After performing an on-box upgrade of the Symantec Management Platform 7.1 to 7.5, later, it's found that certain resource associations, such as the Asset Owner, are now missing and no longer associated to the resource.
Symantec Technical Support is not aware of any defect or specific reason why this may occur. While an on-box upgrade is possible, it is recommended to install 7.5 onto a new database instead. The reason for this is if there were prior severe issues in 7.1's database, performing an upgrade to 7.5 could further complicate these, resulting in more or new issues in the upgraded database. But in itself, the upgrade should not normally be the cause of this.
To help verify what may have been removed, go into the Resource Change History for an affected record (right click on it > CMDB Functions > Resource Change History). Does this show that the resource ever had the association, but shows otherwise other historical events? Often, it is thought or assumed that associations were fully set up, but in fact, were not or were at least not universally set up on all resources that they were expected to be on. The Resource Change History can help to show that the association never actually existed. Or, it may show that it was there, but now removed. If it was removed, it may show why, or it may not.
The end result of any missing associations is that they are normally desired to be re-associated back. The solution varies depending on the association type and how it was originally associated. In some cases, there are automated tasks that set associations. It can then be allowed for these to continue to work normally, which would then restore the associations. Otherwise, the customer would need to best decide how to repopulate these. This can be performed by manual editing the affected records, through a custom CMDB rule, through a Data Connector import rule or through Barcode Solution.

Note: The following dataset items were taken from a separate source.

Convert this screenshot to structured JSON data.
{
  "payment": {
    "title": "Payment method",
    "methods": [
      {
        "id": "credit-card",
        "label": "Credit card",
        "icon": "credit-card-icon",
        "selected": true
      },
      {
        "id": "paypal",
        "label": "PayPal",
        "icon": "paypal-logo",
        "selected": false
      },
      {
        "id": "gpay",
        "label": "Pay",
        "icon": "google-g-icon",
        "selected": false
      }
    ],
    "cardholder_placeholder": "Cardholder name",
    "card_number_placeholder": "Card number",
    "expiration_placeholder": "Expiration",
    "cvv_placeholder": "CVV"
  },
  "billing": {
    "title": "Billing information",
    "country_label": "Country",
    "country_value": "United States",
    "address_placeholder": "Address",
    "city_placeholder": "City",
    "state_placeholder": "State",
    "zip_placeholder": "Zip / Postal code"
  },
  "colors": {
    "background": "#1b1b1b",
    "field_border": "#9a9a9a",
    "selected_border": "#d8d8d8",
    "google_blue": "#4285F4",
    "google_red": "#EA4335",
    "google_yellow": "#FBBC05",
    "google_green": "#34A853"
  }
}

For a Data Connector import rule, if the data is available in a file, use the following article to help set this up:
The best solution scenario for Data Connector is when the data was really there, and is in a database backup. If the database is attached a SQL server, an OLEDB import rule can be used to point to the old database to easily recreate the associations. The following article demonstrates how to connect to another database:
Note: Neither of the above articles are necessarily specifically intended for the solution of repopulating lost associations. The articles assume that the user is familiar with using and configuring import rule. A basic rule to assign associations is relatively simple, and the above articles will help explain how this can be accomplished by the customer.